At the same time, researchers note that digital retail platforms frequently promote less healthy products, including foods high in added sugars, sodium, and saturated fat. Algorithm-driven marketing and targeted promotions may influence purchasing behaviors by prioritizing certain products, encouraging impulse buying, and reinforcing past purchasing patterns. These practices raise important concerns about health equity, particularly for households with low incomes and marginalized populations who may be more vulnerable to digital marketing strategies.
The authors argue that traditional food access frameworks must evolve to reflect this increasingly digital landscape. They recommend modernizing definitions and measurement approaches to account for digital availability, accessibility, affordability, acceptability, and accommodation of food. The report also calls for the development of new assessment tools capable of evaluating online marketing practices, digital product placement, pricing strategies, and algorithmic influences.
“The retail food environment is increasingly digital, and this should change how we perceive, study, and measure food access,” says lead author Jared McGuirt, PhD, MPH, Associate Professor, Department of Nutrition and Public Health Sciences, at the University of Tennessee, Knoxville. “Digital interfaces now often shape what consumers see and understand about their food environment, what is promoted to them, what ends up in their shopping carts, and ultimately what they end up eating.”
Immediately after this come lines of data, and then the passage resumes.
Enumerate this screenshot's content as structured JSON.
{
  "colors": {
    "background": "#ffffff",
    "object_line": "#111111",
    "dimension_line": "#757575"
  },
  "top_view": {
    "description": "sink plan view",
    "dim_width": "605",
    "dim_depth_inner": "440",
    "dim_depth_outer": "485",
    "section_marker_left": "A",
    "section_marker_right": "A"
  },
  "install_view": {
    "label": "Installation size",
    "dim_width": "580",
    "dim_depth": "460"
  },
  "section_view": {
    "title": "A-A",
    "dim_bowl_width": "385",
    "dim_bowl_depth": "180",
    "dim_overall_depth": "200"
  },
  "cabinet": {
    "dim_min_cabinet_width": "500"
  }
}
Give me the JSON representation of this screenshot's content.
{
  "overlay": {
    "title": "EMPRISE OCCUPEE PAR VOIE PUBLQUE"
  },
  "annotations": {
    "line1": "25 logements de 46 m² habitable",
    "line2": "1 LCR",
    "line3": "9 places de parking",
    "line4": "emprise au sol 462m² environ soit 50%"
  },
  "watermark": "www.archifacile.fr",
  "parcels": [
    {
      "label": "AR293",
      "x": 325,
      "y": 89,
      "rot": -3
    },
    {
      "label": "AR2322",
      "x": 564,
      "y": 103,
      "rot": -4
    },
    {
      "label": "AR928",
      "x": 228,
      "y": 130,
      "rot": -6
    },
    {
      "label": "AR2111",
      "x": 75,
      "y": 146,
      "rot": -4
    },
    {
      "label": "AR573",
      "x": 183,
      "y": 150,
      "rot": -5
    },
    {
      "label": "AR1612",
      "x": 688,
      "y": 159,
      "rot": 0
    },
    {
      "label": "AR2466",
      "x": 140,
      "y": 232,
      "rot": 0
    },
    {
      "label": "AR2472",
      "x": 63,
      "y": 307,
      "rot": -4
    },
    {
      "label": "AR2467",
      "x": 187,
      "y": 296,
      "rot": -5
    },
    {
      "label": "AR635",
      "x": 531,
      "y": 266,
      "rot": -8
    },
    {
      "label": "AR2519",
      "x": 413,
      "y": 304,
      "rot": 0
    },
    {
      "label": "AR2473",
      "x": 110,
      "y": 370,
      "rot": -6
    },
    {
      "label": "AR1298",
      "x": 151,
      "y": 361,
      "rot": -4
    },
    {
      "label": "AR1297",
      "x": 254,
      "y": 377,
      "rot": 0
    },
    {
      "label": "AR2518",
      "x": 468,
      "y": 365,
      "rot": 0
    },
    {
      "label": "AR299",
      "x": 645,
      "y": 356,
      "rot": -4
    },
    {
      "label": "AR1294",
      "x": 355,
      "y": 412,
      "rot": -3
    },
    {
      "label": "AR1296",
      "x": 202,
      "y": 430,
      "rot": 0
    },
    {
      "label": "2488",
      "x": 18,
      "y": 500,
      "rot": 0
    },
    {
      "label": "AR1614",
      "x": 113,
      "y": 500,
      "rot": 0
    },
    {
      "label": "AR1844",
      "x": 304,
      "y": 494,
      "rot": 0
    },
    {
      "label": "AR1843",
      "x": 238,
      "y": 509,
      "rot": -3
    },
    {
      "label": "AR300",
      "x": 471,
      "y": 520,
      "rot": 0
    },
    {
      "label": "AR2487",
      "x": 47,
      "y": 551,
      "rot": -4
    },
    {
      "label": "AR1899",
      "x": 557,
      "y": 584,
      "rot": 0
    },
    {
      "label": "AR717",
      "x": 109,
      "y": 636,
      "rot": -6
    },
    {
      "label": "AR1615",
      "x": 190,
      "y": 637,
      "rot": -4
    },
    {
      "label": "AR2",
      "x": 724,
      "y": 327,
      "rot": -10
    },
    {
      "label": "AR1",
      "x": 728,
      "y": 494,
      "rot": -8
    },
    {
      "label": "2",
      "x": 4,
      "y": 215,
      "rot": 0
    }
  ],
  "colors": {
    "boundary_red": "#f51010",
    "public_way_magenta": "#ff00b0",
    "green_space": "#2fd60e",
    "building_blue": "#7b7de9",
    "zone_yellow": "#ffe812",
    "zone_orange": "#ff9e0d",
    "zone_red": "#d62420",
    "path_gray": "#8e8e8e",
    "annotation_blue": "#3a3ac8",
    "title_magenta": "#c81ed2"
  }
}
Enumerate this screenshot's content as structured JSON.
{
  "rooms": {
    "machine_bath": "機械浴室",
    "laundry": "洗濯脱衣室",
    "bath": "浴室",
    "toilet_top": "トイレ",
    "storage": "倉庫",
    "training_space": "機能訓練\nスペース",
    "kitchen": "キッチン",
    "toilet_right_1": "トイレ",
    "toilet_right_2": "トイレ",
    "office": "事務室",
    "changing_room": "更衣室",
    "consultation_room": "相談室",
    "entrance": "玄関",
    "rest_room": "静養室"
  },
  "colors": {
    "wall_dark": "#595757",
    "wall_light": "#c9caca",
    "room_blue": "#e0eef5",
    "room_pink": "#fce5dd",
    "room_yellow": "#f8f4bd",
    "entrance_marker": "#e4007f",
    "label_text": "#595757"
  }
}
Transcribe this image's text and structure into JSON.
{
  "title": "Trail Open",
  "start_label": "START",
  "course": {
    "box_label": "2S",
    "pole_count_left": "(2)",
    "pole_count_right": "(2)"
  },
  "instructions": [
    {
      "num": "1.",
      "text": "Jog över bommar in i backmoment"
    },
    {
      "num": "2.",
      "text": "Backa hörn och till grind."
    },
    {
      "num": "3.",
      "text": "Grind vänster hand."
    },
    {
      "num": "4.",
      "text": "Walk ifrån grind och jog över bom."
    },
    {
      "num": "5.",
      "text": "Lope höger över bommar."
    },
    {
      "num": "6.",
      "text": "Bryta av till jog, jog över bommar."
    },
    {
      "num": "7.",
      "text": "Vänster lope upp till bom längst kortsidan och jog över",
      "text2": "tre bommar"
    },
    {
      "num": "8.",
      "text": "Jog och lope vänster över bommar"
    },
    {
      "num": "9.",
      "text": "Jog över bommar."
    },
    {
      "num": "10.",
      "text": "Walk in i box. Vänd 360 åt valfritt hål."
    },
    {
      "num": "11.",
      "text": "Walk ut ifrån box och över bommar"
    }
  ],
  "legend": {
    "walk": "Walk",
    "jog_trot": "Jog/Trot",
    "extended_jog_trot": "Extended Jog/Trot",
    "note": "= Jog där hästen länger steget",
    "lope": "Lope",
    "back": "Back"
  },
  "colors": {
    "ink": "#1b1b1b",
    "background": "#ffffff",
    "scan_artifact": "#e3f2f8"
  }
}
These findings highlight opportunities for innovative interventions in-store and online, including digital nutrition labeling systems, healthy default shopping carts, online nudges, and consumer education strategies to build resilience against unhealthy digital marketing tactics. The authors also emphasize the need for policy and systems-level approaches to promote transparency, protect consumer data, and ensure that digital food environments support, rather than undermine, health equity.